Prayer of the Monastic Elders

Recently one of our elder sisters has taken a turn for the worse and it is hard to see her become even more diminished. It struck me though, that all of our elders, despite their challenges, come to prayer with us every day, three times a day. They participate to the extent they are able and we help them participate.

They are an example of an important aspect of monastic prayer, it is prayer to the end, the prayer of endurance, the prayer that continues through diminishment, suffering and letting go. For these elders prayer has become the essence of prayer, it is simply being before God in the presence and with the support of community. For many of them it is now prayer beyond words and concepts, it is the prayer at its most simple and real.

Perhaps this kind of prayer is the ultimate fruit of monastic life. Most of us we are about being busy, priding ourselves on how much we are accomplishing and sometimes being secretly resentful of having to interrupt our day with the call to prayer. But this busyness is an illusion, we think that all this work is really accomplishing something, that we are the important people in the community. But that is the advantage of praying in the midst of community. Those of us who are (relatively!) young and active are allowed to see the example of those whose entire lives have become prayer. They don’t interrupt their days to pray, their being has become prayer.

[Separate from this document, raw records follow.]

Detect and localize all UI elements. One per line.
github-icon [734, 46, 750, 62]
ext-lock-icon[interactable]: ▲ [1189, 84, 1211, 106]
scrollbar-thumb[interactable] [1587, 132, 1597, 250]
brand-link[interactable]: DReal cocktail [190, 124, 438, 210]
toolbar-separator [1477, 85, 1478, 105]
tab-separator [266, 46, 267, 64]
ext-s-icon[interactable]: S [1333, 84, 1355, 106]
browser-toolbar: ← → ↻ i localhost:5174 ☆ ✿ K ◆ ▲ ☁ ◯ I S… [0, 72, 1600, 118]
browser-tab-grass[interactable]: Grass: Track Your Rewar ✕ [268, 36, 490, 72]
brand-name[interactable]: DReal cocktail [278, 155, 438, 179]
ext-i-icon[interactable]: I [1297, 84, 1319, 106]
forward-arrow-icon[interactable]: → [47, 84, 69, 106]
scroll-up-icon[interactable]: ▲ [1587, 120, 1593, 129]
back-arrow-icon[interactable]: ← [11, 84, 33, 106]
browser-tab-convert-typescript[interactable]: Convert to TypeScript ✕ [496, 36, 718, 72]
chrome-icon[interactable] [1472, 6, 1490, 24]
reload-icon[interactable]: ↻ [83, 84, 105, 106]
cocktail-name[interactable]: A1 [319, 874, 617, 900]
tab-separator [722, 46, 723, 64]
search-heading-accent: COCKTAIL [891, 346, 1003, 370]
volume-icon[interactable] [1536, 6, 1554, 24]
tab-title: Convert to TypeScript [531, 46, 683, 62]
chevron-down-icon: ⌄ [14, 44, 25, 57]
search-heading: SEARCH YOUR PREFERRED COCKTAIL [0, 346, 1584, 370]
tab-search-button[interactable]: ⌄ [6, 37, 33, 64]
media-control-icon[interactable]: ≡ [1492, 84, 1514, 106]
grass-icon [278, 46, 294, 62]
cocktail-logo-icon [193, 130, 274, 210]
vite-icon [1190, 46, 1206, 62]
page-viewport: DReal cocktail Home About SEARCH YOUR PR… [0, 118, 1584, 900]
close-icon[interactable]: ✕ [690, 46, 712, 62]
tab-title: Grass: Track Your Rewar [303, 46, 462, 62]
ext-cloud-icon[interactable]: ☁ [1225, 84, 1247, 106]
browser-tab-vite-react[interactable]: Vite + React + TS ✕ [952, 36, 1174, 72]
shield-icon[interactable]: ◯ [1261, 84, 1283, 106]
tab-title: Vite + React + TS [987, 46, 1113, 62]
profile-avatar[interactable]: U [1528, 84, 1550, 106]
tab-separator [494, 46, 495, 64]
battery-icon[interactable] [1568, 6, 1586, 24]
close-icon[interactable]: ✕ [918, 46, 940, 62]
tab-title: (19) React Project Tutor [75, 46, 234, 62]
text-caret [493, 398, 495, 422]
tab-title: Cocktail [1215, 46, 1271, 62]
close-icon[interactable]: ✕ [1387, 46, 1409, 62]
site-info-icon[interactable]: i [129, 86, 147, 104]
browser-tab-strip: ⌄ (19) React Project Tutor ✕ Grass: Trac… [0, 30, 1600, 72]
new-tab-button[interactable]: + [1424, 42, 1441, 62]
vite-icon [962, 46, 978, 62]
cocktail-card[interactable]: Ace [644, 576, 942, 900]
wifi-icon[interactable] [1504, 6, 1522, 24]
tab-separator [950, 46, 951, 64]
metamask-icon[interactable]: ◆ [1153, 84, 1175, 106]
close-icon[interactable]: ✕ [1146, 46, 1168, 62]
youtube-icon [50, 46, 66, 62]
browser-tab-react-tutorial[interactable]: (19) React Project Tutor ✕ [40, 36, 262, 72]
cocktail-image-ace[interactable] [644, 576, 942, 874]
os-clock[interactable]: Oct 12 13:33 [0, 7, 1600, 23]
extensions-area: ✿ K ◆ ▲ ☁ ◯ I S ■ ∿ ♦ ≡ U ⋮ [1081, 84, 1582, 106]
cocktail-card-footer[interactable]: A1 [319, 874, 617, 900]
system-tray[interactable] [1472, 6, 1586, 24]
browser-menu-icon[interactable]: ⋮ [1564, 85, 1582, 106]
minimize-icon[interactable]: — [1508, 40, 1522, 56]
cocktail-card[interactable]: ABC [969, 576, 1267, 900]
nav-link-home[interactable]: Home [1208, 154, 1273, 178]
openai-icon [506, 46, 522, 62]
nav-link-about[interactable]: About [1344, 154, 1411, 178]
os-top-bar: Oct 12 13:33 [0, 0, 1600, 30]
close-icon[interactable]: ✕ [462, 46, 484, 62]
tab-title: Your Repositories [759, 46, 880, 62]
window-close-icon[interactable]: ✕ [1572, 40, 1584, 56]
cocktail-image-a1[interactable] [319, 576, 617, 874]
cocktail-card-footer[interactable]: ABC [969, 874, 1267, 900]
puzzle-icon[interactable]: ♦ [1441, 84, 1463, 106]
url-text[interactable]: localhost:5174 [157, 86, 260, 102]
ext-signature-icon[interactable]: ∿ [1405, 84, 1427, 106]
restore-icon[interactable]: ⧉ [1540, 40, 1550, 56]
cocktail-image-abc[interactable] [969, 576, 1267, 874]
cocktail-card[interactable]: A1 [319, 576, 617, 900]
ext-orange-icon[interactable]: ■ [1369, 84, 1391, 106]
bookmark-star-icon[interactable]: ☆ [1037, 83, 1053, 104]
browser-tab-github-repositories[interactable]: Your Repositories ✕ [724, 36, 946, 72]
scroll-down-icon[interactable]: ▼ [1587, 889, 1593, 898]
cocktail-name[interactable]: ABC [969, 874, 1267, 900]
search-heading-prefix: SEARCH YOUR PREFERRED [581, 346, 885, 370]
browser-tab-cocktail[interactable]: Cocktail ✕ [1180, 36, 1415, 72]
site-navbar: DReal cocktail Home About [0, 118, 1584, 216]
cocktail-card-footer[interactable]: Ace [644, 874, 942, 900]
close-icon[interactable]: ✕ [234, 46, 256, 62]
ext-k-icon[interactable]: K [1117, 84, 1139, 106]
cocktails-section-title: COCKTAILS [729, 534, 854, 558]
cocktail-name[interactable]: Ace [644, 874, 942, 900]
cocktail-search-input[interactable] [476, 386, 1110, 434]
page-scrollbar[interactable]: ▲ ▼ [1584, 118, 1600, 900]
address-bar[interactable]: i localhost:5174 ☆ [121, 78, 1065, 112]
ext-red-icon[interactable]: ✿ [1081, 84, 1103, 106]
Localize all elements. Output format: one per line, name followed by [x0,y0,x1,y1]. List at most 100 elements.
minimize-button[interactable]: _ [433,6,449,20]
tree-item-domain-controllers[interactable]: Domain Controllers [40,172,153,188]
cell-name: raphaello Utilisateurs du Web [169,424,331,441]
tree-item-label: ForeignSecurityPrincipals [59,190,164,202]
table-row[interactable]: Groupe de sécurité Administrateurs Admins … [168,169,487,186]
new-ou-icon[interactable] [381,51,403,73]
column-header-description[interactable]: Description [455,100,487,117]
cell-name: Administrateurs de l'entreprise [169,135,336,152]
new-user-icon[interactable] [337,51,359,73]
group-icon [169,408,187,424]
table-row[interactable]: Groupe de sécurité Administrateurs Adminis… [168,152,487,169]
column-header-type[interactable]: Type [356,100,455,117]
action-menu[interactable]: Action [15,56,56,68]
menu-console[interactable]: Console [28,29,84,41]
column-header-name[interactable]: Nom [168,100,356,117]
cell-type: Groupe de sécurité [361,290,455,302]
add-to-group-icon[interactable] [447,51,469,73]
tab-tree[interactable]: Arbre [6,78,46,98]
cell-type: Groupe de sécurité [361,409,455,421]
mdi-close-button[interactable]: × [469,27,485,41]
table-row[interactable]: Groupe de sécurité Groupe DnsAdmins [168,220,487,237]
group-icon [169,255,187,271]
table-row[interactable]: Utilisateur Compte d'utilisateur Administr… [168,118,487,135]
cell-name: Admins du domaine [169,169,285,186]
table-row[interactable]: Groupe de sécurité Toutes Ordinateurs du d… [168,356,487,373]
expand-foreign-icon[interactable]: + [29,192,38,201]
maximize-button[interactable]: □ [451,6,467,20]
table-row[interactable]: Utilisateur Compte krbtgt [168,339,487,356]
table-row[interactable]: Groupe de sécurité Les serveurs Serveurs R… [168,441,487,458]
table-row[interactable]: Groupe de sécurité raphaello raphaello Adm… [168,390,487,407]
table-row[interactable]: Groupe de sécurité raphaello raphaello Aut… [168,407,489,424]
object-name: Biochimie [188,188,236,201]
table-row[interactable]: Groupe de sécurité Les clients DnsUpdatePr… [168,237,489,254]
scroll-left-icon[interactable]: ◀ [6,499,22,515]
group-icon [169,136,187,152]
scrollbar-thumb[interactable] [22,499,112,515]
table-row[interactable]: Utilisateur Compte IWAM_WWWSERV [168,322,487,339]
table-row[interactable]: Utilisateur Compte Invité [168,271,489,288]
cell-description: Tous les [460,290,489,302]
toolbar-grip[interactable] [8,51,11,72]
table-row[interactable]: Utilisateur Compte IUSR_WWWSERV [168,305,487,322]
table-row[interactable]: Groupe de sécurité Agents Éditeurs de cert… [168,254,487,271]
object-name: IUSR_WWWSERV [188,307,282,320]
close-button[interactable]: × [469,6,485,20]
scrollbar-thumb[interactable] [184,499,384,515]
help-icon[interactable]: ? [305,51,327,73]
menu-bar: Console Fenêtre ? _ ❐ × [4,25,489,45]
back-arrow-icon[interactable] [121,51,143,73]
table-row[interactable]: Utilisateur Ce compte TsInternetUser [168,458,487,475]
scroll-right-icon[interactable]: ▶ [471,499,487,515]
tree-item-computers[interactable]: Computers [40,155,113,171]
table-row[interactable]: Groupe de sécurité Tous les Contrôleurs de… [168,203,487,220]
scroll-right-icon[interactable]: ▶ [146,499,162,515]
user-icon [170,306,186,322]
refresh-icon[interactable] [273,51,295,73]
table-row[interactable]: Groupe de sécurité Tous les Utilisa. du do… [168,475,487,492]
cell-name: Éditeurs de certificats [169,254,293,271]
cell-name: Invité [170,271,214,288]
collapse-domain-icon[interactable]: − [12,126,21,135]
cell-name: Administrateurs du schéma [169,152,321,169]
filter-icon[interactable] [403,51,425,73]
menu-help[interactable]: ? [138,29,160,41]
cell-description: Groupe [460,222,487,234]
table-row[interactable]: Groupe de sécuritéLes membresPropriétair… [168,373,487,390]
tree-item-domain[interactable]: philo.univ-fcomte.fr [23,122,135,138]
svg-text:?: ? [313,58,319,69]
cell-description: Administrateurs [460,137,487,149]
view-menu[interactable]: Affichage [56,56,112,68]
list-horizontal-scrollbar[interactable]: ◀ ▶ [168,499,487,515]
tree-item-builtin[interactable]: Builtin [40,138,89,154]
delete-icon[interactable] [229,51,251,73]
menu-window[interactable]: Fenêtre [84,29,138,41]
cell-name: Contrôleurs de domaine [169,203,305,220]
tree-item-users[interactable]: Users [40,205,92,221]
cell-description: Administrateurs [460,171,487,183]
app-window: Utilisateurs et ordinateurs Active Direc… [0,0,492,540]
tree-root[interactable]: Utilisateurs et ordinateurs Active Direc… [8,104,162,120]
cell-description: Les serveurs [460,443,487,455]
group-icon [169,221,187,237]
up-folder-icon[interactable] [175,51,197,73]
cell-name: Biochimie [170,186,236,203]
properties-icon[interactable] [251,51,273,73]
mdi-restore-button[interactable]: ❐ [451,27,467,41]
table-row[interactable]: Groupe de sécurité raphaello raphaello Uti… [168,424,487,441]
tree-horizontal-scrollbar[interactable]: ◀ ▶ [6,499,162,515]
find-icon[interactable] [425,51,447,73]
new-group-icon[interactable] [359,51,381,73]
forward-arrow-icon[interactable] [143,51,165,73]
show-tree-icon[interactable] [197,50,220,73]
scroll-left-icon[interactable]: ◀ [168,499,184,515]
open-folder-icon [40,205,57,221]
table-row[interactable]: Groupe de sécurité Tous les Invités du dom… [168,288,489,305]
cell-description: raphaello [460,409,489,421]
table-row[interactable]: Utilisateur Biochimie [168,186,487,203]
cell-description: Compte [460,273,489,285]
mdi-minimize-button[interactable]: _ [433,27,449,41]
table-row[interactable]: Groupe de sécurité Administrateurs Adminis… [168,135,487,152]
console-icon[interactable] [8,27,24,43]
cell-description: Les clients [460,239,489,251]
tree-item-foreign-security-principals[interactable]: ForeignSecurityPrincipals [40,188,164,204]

Our culture tends not to value people who whom it considers marginal, people whose diminishment due to age or disability makes them unable to compete in our work and results centered society. But of course monasteries should be an alternative to that culture. Hopefully we can be at least a small witness to that ultimate, alternative society, the Reign of God. In this Reign of God it is not the obvious people who are central but instead the margins become the center. The people who come closest to manifesting this new society are not the ones with the most degrees, the most important titles or who get the most work done. In this little group of people struggling to make the Reign of God become manifest the people at the center are the ones who look like they are on the margins.

I have a ways to go before I really enter into this new reality. I would rather pray with all my distracted faculties, conscious and aware of what I am praying, or at least conscious of my distraction. There will probably come a time when my prayer is as simple as some of our sisters and someone else will take me to prayer as a new generation prays the same Psalms and the same prayers and someone I’ve never met will give me the Body of Christ. I’m not ready for that yet just as probably none of our sisters ever thought she would be ready. The prayer of diminishment, the prayer of simply being is something that usually comes gradually. And that is appropriate since God’s grace is something that works on us slowly and gradually and it transforms regardless of how hard we work and indeed grace transforms us at the deepest level when we are unable to either resist or cooperate with it. So this is the prayer of our elders, the prayer of presence, the prayer of simply being, the prayer of witness. And this is their gift to us, a gift that if we are all lucky, we too will one day experience.